А к мальчишкам маркиз не является. Они вообще не такие, как мы: даже взрослыми становятся потихоньку, а не одним махом.
Раньше мои одноклассницы возвращались из школы одни, теперь их всегда поджидает кто-нибудь из родственников. Встречаясь с мужчинами на улице, они опускают взгляд, хотя прекрасно знают, куда те пялятся: прямиком на пуговицы, туго натягивающие ткань. Потому и смотрят в землю, зато плечи расправляют так, что едва швы не лопаются. Чопорные, как отцовские куры.

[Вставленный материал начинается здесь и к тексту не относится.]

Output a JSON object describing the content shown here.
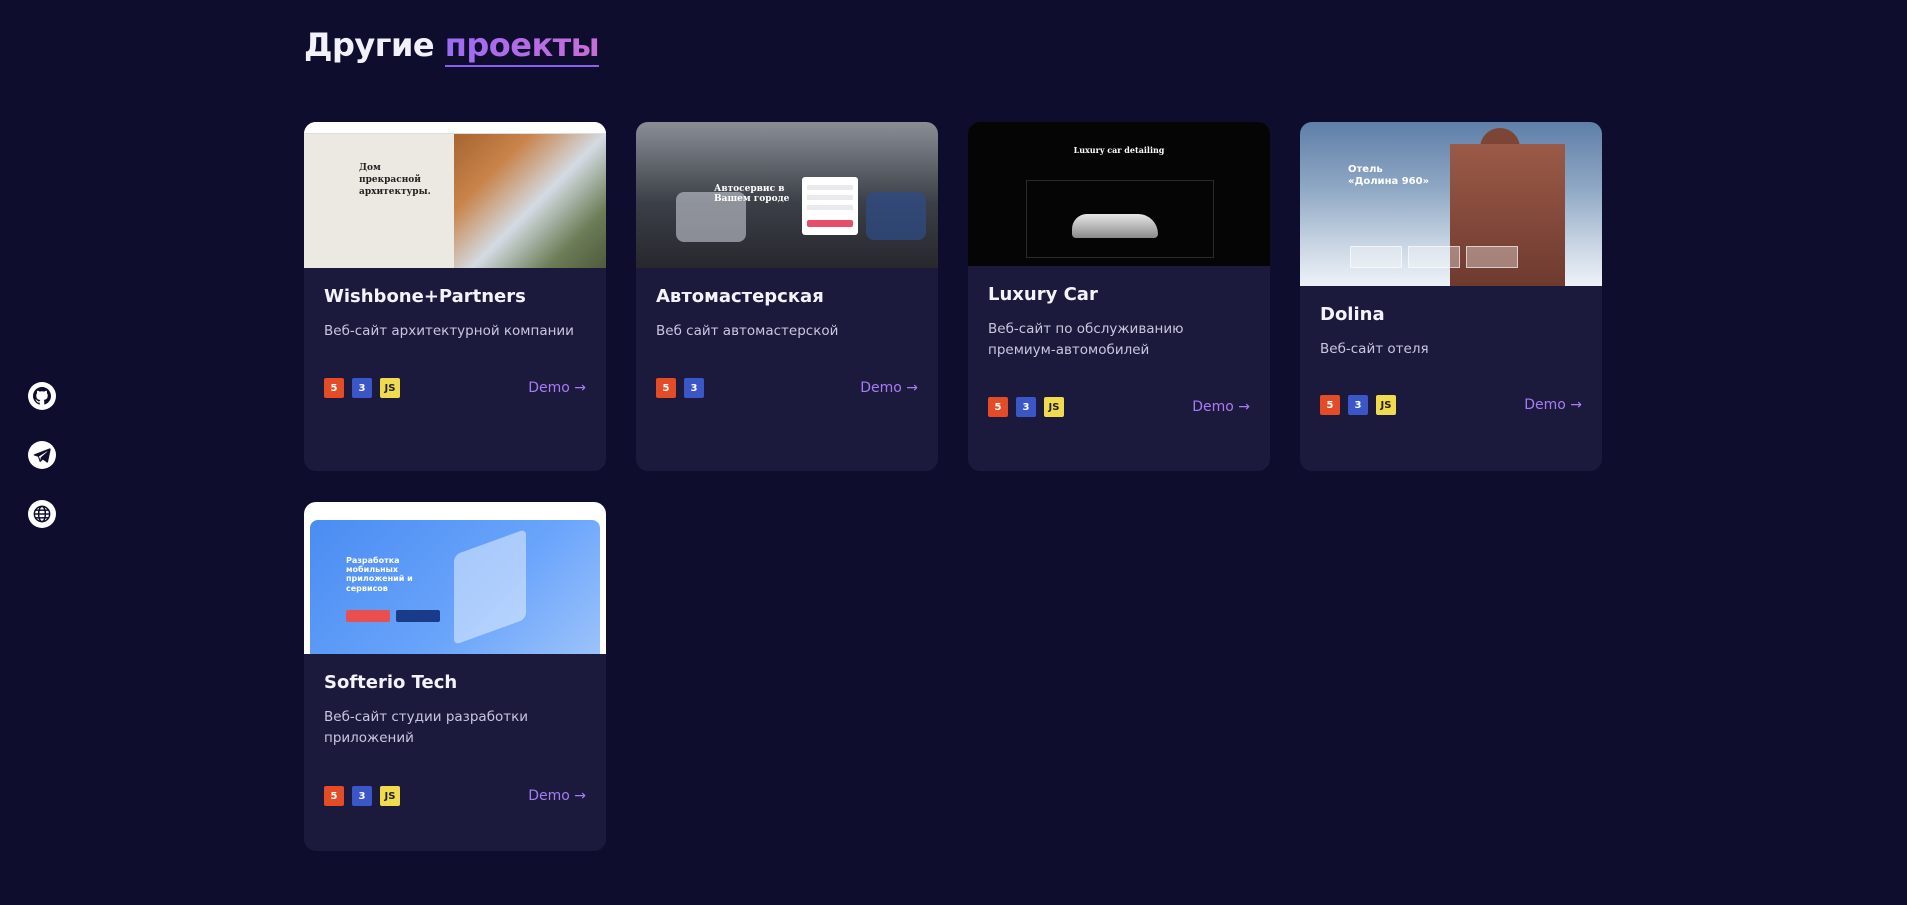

Моя сестра, что на четыре года меня старше, тоже чопорной была, пока замуж не вышла. Родители назвали её Фортунатой, чтобы счастливой была, да только кончилось её счастье. Светлокожая и светловолосая, в отца, когда она выходила на улицу, все мужчины на неё оборачивались: и чем больше они глазели, тем чопорнее она держалась, а чем чопорнее она держалась, тем больше они глазели. Это я знаю не понаслышке: приглядывала за ней, пока Козимино шлялся Бог знает где. Сегодня поглазеют, завтра поглазеют, ну, и доглазелись до того, что в утробе у неё ребёнок завёлся. Сунул его туда, как выяснилось, племянник мэра, Геро́ Мушакко: это я подслушала, когда Фортуната с отцом и матерью после ужина ушли в кухню посекретничать вполголоса. Хотя какие тут секреты, если вся Марторана знает.
Отец Геро Мушакко не хотел, чтобы сын женился на Фортунате, мы ведь бедняки. Сестра рыдала, мать стучала кулаком по столу и сыпала проклятиями на калабрийском, то и дело причитая: «Не дай Бог ты меня опозоришь!» Отец молчал: молчание мне по душе. «Бери лупару[2] да иди с ней к Мушакко потолковать, с лупарой-то!» — не отставала мать. А он налил себе воды, не спеша выпил, утёр рот салфеткой, встал из-за стола, сказал только: «Пожалуй, нет», — и снова пошёл в огороде копаться. И с того дня месяц ни с кем не разговаривал, кроме разве что моего брата, который был тогда ещё мальчишкой и мало о чём задумывался.